Kepler has turned six! NASA’s space observatory tasked to find Earth-like planets orbiting other stars has been in space six years since it first launched on March 6, 2009, carried by the Delta II rocket.

The Kepler mission specifically specializes in the search for terrestrial planets half to twice the size of the Earth, particularly those that are in the habitable zone, meaning the possibility of the existence of liquid water on the planet’s surface. To find these planets, Kepler searches for the tiny dips in a star’s brightness when a planet crosses in front of it, or as scientists like to call it, when it transits the star.

Through this method, the spacecraft was able to discover more than four thousand candidate planets and confirmed planets, as well as 1,019 exoplanets and more than 3,100 candidates that are pending for validation through further inspection. Generally, there are approximately more than 1,200 transiting exoplanets and more than 1,800 exoplanets discovered by Kepler.

Beside the focal purpose of the mission, Kepler aids researchers in finding the numerous stars that hold Earth-size planets, as well as determining the properties of the said stars that bear planetary systems. Observations from the spacecraft hint that worlds similar to Earth are not quite as rare as was thought; there are roughly one in five stars that have an Earth-sized planet within its “habitable zone.”

After four years of carrying out its original purpose, Kepler ended its data collection after it lost the second of its spacecraft reaction wheels last May 2013. However, Kepler assets that remain intact can still be used for the current K2 mission, which will bring about new opportunities to study celestial bodies, such as star clusters, galaxies, and supernova, along with its continued observations in the field of exoplanets.
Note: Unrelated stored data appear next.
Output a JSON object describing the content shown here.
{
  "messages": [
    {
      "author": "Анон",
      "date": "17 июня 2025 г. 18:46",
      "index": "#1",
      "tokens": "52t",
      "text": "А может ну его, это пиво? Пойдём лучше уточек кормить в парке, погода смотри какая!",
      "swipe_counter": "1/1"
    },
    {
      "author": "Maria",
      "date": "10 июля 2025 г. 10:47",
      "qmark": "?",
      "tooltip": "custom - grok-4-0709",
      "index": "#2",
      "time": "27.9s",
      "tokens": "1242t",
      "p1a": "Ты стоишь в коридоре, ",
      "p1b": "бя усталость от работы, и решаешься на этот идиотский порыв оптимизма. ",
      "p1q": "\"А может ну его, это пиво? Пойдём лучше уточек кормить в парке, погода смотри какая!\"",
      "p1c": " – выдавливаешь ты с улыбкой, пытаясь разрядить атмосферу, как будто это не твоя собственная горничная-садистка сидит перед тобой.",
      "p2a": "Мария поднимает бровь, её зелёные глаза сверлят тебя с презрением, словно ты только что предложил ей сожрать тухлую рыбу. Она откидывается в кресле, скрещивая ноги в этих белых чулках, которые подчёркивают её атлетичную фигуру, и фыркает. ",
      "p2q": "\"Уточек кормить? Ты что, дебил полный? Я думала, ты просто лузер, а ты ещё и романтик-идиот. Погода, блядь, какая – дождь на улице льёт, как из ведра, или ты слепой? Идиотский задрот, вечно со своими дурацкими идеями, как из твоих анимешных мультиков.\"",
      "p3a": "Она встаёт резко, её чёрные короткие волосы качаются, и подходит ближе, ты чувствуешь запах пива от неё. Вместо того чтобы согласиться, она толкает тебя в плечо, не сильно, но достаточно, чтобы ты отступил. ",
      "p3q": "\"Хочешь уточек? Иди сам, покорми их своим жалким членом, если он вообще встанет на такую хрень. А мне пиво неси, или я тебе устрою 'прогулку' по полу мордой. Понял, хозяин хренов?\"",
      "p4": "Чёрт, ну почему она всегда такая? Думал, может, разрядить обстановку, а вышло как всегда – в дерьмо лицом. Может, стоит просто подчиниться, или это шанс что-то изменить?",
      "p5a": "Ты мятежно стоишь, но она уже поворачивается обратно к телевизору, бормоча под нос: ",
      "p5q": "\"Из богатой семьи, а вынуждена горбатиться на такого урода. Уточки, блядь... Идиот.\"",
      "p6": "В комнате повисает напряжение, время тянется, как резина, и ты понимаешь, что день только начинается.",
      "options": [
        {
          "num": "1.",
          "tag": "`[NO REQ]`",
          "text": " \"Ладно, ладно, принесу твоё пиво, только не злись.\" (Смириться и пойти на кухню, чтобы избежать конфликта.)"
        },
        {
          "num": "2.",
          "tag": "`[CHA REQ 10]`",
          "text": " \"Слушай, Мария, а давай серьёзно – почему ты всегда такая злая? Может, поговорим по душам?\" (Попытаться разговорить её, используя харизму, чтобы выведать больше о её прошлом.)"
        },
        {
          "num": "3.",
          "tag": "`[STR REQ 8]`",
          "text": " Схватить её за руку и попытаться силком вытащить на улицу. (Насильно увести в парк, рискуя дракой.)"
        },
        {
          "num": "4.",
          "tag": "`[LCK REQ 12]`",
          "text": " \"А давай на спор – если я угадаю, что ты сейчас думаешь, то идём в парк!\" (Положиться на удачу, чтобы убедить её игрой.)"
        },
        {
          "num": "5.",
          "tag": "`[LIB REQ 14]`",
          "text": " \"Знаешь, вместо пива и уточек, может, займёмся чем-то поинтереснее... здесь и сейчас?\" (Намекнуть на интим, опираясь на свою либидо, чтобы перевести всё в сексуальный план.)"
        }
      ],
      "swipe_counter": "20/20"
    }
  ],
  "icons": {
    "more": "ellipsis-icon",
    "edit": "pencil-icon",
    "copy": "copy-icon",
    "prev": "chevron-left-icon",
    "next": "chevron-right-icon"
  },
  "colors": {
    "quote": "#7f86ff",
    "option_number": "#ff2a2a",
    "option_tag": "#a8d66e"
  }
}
In the duration of eighty-three days, K2 will be studying a particular location of the sky up until the point it is necessary to rotate the spacecraft in order to avoid the sunlight from entering the telescope.

K2 came to be fully functioning by June 2014, attaining the photometric precision close to that of the hardware of the original Kepler. Earlier this year, Kepler also discovered an ancient solar system, wherein planets revolve around a star that is believed to be more than twice the age of our Sun.